Durante la perquisizione, gli agenti hanno rinvenuto circa 35 grammi di crack, strumenti di pesatura, oltre 800 euro in contanti ritenuti provento di spaccio e un allaccio abusivo alla rete elettrica. All’esterno è stato sequestrato un veicolo con evidenti fori di proiettile, legati alle segnalazioni che avevano portato al blitz.
Per questi reati, sono stati arrestati il proprietario dell’immobile, Antonio Viola, 35 anni, e la sua compagna, Alessia Potenza, 26 anni, ora in carcere con l’accusa di detenzione di stupefacenti ai fini di spaccio e furto aggravato. Nelle scorse ore, insieme al loro avvocato Davide Botrugno, davanti al gip Angelo Zizzari per l’interrogatorio di convalida, entrambi hanno chiarito la propria posizione. La difesa ha chiesto per Antonio Viola la scarcerazione o gli arresti domiciliari, sostenendo che lo stupefacente non era a lui riconducibile. Per Alessia Potenza, invece, è stato sollecitato il trasferimento in comunità terapeutica.

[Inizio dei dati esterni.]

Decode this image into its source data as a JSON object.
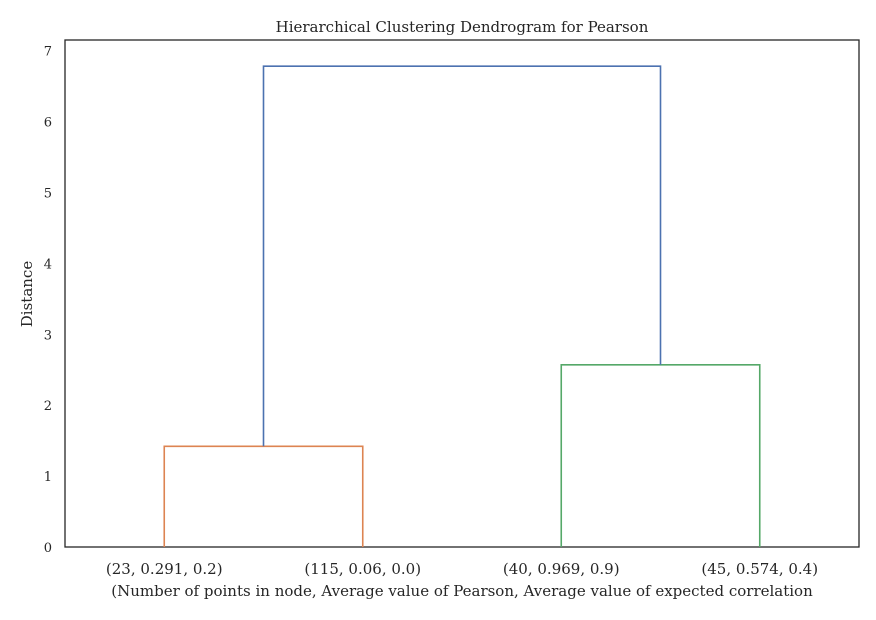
{
  "chart_data": {
    "type": "dendrogram",
    "title": "Hierarchical Clustering Dendrogram for Pearson",
    "xlabel": "(Number of points in node, Average value of Pearson, Average value of expected correlation",
    "ylabel": "Distance",
    "ylim": [
      0,
      7.15
    ],
    "yticks": [
      0,
      1,
      2,
      3,
      4,
      5,
      6,
      7
    ],
    "grid": false,
    "leaves": [
      "(23, 0.291, 0.2)",
      "(115, 0.06, 0.0)",
      "(40, 0.969, 0.9)",
      "(45, 0.574, 0.4)"
    ],
    "merges": [
      {
        "left": "leaf0",
        "right": "leaf1",
        "height": 1.42,
        "color": "#dd8452"
      },
      {
        "left": "leaf2",
        "right": "leaf3",
        "height": 2.57,
        "color": "#55a868"
      },
      {
        "left": "merge0",
        "right": "merge1",
        "height": 6.78,
        "color": "#4c72b0"
      }
    ]
  }
}
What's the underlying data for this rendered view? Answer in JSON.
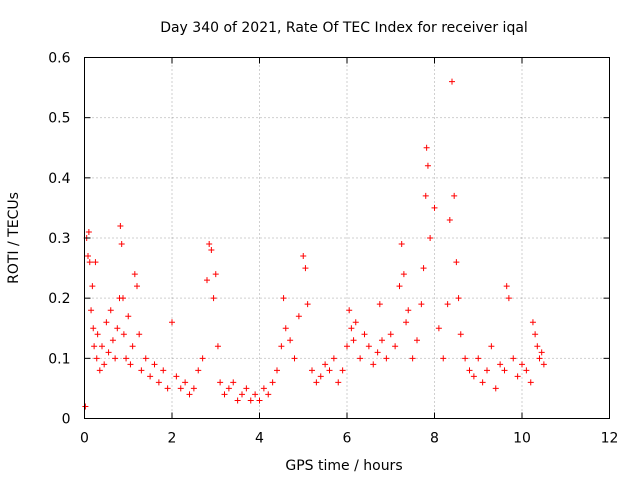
{
  "chart_data": {
    "type": "scatter",
    "title": "Day 340 of 2021, Rate Of TEC Index for receiver iqal",
    "xlabel": "GPS time / hours",
    "ylabel": "ROTI / TECUs",
    "xlim": [
      0,
      12
    ],
    "ylim": [
      0,
      0.6
    ],
    "x_ticks": [
      "0",
      "2",
      "4",
      "6",
      "8",
      "10",
      "12"
    ],
    "y_ticks": [
      "0",
      "0.1",
      "0.2",
      "0.3",
      "0.4",
      "0.5",
      "0.6"
    ],
    "grid": true,
    "marker": "+",
    "series": [
      {
        "color": "#ff0000",
        "x": [
          0.02,
          0.05,
          0.08,
          0.1,
          0.12,
          0.15,
          0.18,
          0.2,
          0.22,
          0.25,
          0.28,
          0.3,
          0.35,
          0.4,
          0.45,
          0.5,
          0.55,
          0.6,
          0.65,
          0.7,
          0.75,
          0.8,
          0.82,
          0.85,
          0.88,
          0.9,
          0.95,
          1.0,
          1.05,
          1.1,
          1.15,
          1.2,
          1.25,
          1.3,
          1.4,
          1.5,
          1.6,
          1.7,
          1.8,
          1.9,
          2.0,
          2.1,
          2.2,
          2.3,
          2.4,
          2.5,
          2.6,
          2.7,
          2.8,
          2.85,
          2.9,
          2.95,
          3.0,
          3.05,
          3.1,
          3.2,
          3.3,
          3.4,
          3.5,
          3.6,
          3.7,
          3.8,
          3.9,
          4.0,
          4.1,
          4.2,
          4.3,
          4.4,
          4.5,
          4.55,
          4.6,
          4.7,
          4.8,
          4.9,
          5.0,
          5.05,
          5.1,
          5.2,
          5.3,
          5.4,
          5.5,
          5.6,
          5.7,
          5.8,
          5.9,
          6.0,
          6.05,
          6.1,
          6.15,
          6.2,
          6.3,
          6.4,
          6.5,
          6.6,
          6.7,
          6.75,
          6.8,
          6.9,
          7.0,
          7.1,
          7.2,
          7.25,
          7.3,
          7.35,
          7.4,
          7.5,
          7.6,
          7.7,
          7.75,
          7.8,
          7.82,
          7.85,
          7.9,
          8.0,
          8.1,
          8.2,
          8.3,
          8.35,
          8.4,
          8.45,
          8.5,
          8.55,
          8.6,
          8.7,
          8.8,
          8.9,
          9.0,
          9.1,
          9.2,
          9.3,
          9.4,
          9.5,
          9.6,
          9.65,
          9.7,
          9.8,
          9.9,
          10.0,
          10.1,
          10.2,
          10.25,
          10.3,
          10.35,
          10.4,
          10.45,
          10.5
        ],
        "y": [
          0.02,
          0.3,
          0.27,
          0.31,
          0.26,
          0.18,
          0.22,
          0.15,
          0.12,
          0.26,
          0.1,
          0.14,
          0.08,
          0.12,
          0.09,
          0.16,
          0.11,
          0.18,
          0.13,
          0.1,
          0.15,
          0.2,
          0.32,
          0.29,
          0.2,
          0.14,
          0.1,
          0.17,
          0.09,
          0.12,
          0.24,
          0.22,
          0.14,
          0.08,
          0.1,
          0.07,
          0.09,
          0.06,
          0.08,
          0.05,
          0.16,
          0.07,
          0.05,
          0.06,
          0.04,
          0.05,
          0.08,
          0.1,
          0.23,
          0.29,
          0.28,
          0.2,
          0.24,
          0.12,
          0.06,
          0.04,
          0.05,
          0.06,
          0.03,
          0.04,
          0.05,
          0.03,
          0.04,
          0.03,
          0.05,
          0.04,
          0.06,
          0.08,
          0.12,
          0.2,
          0.15,
          0.13,
          0.1,
          0.17,
          0.27,
          0.25,
          0.19,
          0.08,
          0.06,
          0.07,
          0.09,
          0.08,
          0.1,
          0.06,
          0.08,
          0.12,
          0.18,
          0.15,
          0.13,
          0.16,
          0.1,
          0.14,
          0.12,
          0.09,
          0.11,
          0.19,
          0.13,
          0.1,
          0.14,
          0.12,
          0.22,
          0.29,
          0.24,
          0.16,
          0.18,
          0.1,
          0.13,
          0.19,
          0.25,
          0.37,
          0.45,
          0.42,
          0.3,
          0.35,
          0.15,
          0.1,
          0.19,
          0.33,
          0.56,
          0.37,
          0.26,
          0.2,
          0.14,
          0.1,
          0.08,
          0.07,
          0.1,
          0.06,
          0.08,
          0.12,
          0.05,
          0.09,
          0.08,
          0.22,
          0.2,
          0.1,
          0.07,
          0.09,
          0.08,
          0.06,
          0.16,
          0.14,
          0.12,
          0.1,
          0.11,
          0.09
        ]
      }
    ]
  }
}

Stefano Urso era noto alle cronache locali, con una lunga storia di dipendenze. Da poco uscito dal carcere dopo una condanna per danneggiamento, era seguito dal Centro di igiene mentale e aveva fatto ricorso a comunità riabilitative.
Intanto i legali dei familiari di Stefano Urso, costituitisi parti offese con gli avvocati Davide Micaletto, Luca Puce e David Alemanno, hanno depositato un’istanza alla Procura chiedendo che, in vista dell’autopsia, venga estesa la partecipazione anche ai due arrestati nel procedimento connesso. Secondo loro, la richiesta è necessaria per evitare, in futuro, possibili problemi di inutilizzabilità degli elementi istruttori, qualora dovessero emergere profili di responsabilità per la “morte come conseguenza di altro delitto”.